Pertumbuhan Ekonomi Kuartal II Diperkirakan 5,4%
Purbaya mengungkapkan pemerintah memperkirakan pertumbuhan ekonomi Indonesia pada kuartal II-2026 berada di kisaran 5,4%. Meski lebih rendah dibandingkan kuartal sebelumnya, perlambatan tersebut dinilai masih dalam batas yang wajar.
Baca Juga: Kecerdasan Buatan Mulai Mengubah Persaingan Industri Dashcam
"Jadi melambat, tapi enggak parah-parah amat," katanya.
Menurut Purbaya, perlambatan ekonomi dipengaruhi oleh tingginya ketidakpastian global. Beberapa faktor yang menekan aktivitas ekonomi antara lain kenaikan harga minyak dunia, arus keluar modal (capital outflow), serta langkah pemerintah menjaga stabilitas anggaran negara.

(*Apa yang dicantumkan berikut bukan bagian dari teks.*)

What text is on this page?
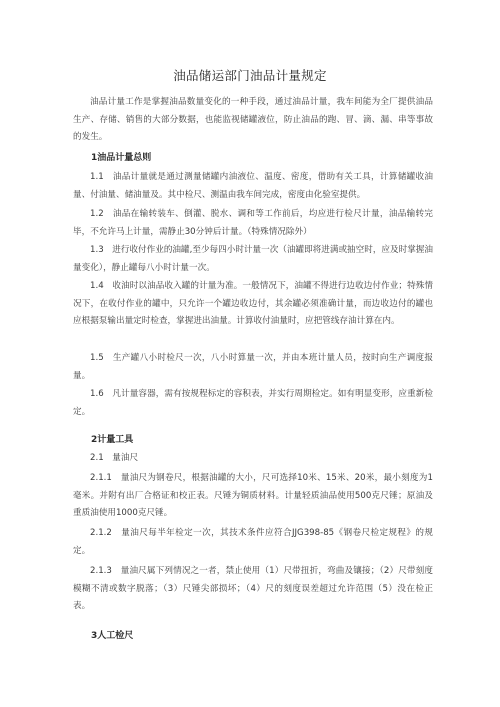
油品储运部门油品计量规定

油品计量工作是掌握油品数量变化的一种手段，通过油品计量，我车间能为全厂提供油品生产、存储、销售的大部分数据，也能监视储罐液位，防止油品的跑、冒、滴、漏、串等事故的发生。

1油品计量总则

1.1　油品计量就是通过测量储罐内油液位、温度、密度，借助有关工具，计算储罐收油量、付油量、储油量及。其中检尺、测温由我车间完成，密度由化验室提供。

1.2　油品在输转装车、倒灌、脱水、调和等工作前后，均应进行检尺计量，油品输转完毕，不允许马上计量，需静止30分钟后计量。（特殊情况除外）

1.3　进行收付作业的油罐,至少每四小时计量一次（油罐即将进满或抽空时，应及时掌握油量变化），静止罐每八小时计量一次。

1.4　收油时以油品收入罐的计量为准。一般情况下，油罐不得进行边收边付作业；特殊情况下，在收付作业的罐中，只允许一个罐边收边付，其余罐必须准确计量，而边收边付的罐也应根据泵输出量定时检查，掌握进出油量。计算收付油量时，应把管线存油计算在内。

1.5　生产罐八小时检尺一次，八小时算量一次，并由本班计量人员，按时向生产调度报量。

1.6　凡计量容器，需有按规程标定的容积表，并实行周期检定。如有明显变形，应重新检定。

2计量工具

2.1　量油尺

2.1.1　量油尺为钢卷尺，根据油罐的大小，尺可选择10米、15米、20米，最小刻度为1毫米。并附有出厂合格证和校正表。尺锤为铜质材料。计量轻质油品使用500克尺锤；原油及重质油使用1000克尺锤。

2.1.2　量油尺每半年检定一次，其技术条件应符合JJG398-85《钢卷尺检定规程》的规定。

2.1.3　量油尺属下列情况之一者，禁止使用（1）尺带扭折，弯曲及镶接；（2）尺带刻度模糊不清或数字脱落；（3）尺锤尖部损坏；（4）尺的刻度误差超过允许范围（5）没在检正表。

3人工检尺
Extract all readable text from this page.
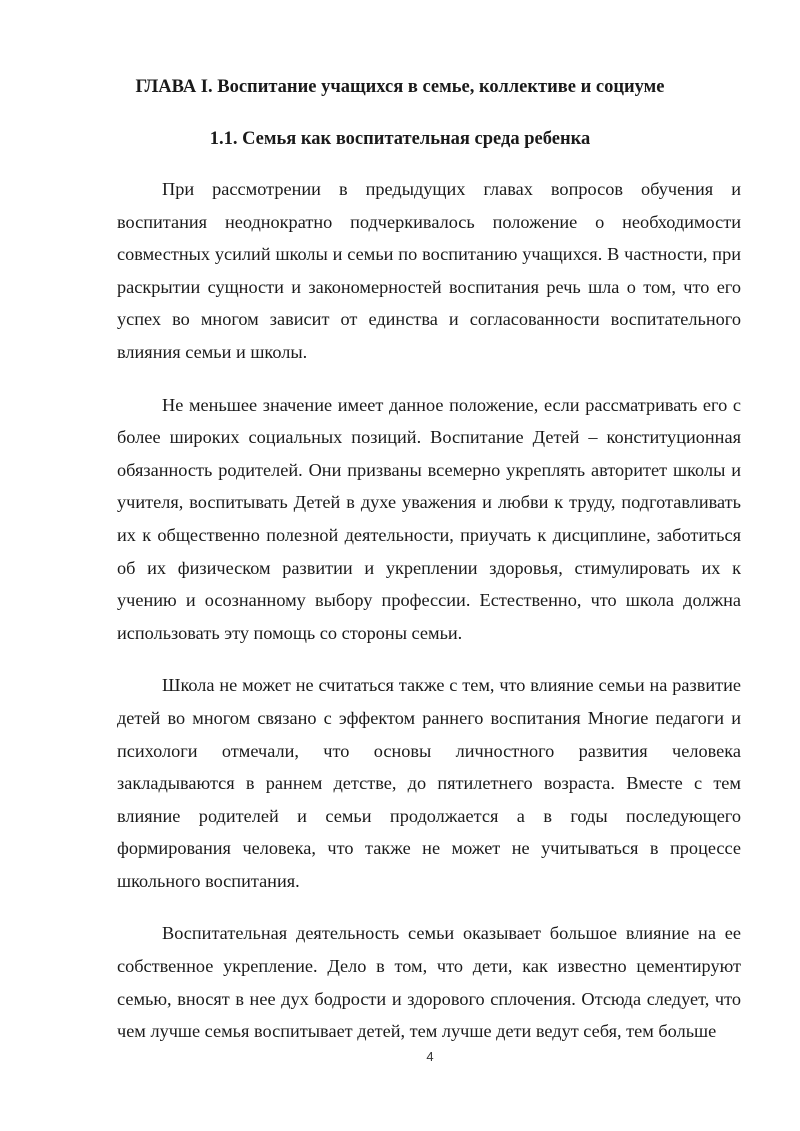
ГЛАВА I. Воспитание учащихся в семье, коллективе и социуме
1.1. Семья как воспитательная среда ребенка

При рассмотрении в предыдущих главах вопросов обучения и воспитания неоднократно подчеркивалось положение о необходимости совместных усилий школы и семьи по воспитанию учащихся. В частности, при раскрытии сущности и закономерностей воспитания речь шла о том, что его успех во многом зависит от единства и согласованности воспитательного влияния семьи и школы.

Не меньшее значение имеет данное положение, если рассматривать его с более широких социальных позиций. Воспитание Детей – конституционная обязанность родителей. Они призваны всемерно укреплять авторитет школы и учителя, воспитывать Детей в духе уважения и любви к труду, подготавливать их к общественно полезной деятельности, приучать к дисциплине, заботиться об их физическом развитии и укреплении здоровья, стимулировать их к учению и осознанному выбору профессии. Естественно, что школа должна использовать эту помощь со стороны семьи.

Школа не может не считаться также с тем, что влияние семьи на развитие детей во многом связано с эффектом раннего воспитания Многие педагоги и психологи отмечали, что основы личностного развития человека закладываются в раннем детстве, до пятилетнего возраста. Вместе с тем влияние родителей и семьи продолжается а в годы последующего формирования человека, что также не может не учитываться в процессе школьного воспитания.

Воспитательная деятельность семьи оказывает большое влияние на ее собственное укрепление. Дело в том, что дети, как известно цементируют семью, вносят в нее дух бодрости и здорового сплочения. Отсюда следует, что чем лучше семья воспитывает детей, тем лучше дети ведут себя, тем больше

4
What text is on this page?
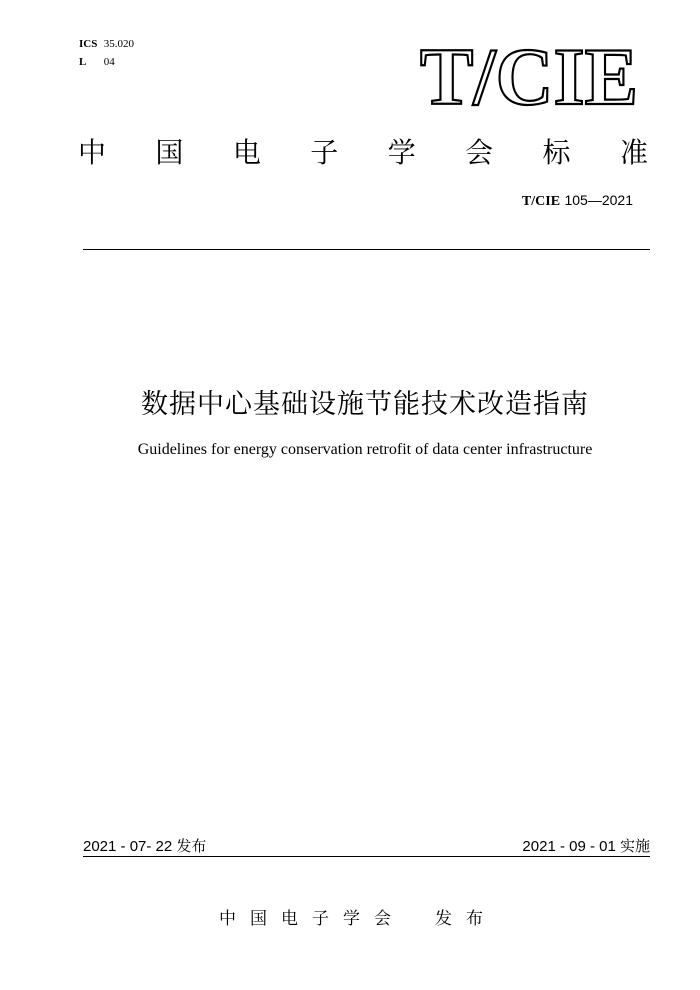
ICS 35.020
L 04	T/CIE
中 国 电 子 学 会 标 准
T/CIE 105—2021
数据中心基础设施节能技术改造指南
Guidelines for energy conservation retrofit of data center infrastructure
2021 - 07- 22 发布	2021 - 09 - 01 实施
中 国 电 子 学 会	发布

Pemerintah Optimistis Ekonomi Membaik pada Semester II
Meski menghadapi tantangan global, pemerintah optimistis pertumbuhan ekonomi akan membaik pada paruh kedua tahun ini. Selain menyiapkan stimulus kendaraan listrik, pemerintah juga akan memperkuat koordinasi dengan Bank Indonesia untuk memastikan likuiditas di sistem keuangan tetap terjaga sehingga seluruh mesin pertumbuhan ekonomi dapat bekerja secara optimal.
"Tapi saya yakin untuk semester II ini harusnya pertumbuhannya akan lebih baik karena kami akan berkoordinasi ketat dengan bank sentral untuk memastikan semua mesin pertumbuhan bisa jalan," katanya.
Baca Juga: Harga Pertamax Turun Awal Agustus 2026, Bahlil Bilang Begini
Pemerintah juga berkomitmen memperkuat berbagai kebijakan pendukung pertumbuhan, mulai dari menjaga kecukupan likuiditas, memperbaiki iklim investasi, hingga mempercepat realisasi belanja negara.
"Langkah-langkah lain untuk mendorong ekonomi akan kita pastikan masuk ke perekonomian, termasuk memastikan likuiditas di sistem finansial cukup nanti koordinasi dengan bank sentral. Juga memastikan iklim investasi menjadi lebih baik dibanding tahun-tahun sebelumnya," ungkap Purbaya.
Belanja Pemerintah Diharapkan Jadi Motor Pertumbuhan
Selain stimulus kendaraan listrik, percepatan belanja pemerintah pada semester II-2026 diharapkan menjadi salah satu pendorong utama pemulihan ekonomi nasional.
Purbaya menilai akselerasi belanja negara dapat meningkatkan aktivitas ekonomi di berbagai sektor sehingga pertumbuhan ekonomi Indonesia berpeluang kembali meningkat ke kisaran 5,6% hingga 6% pada paruh kedua tahun ini.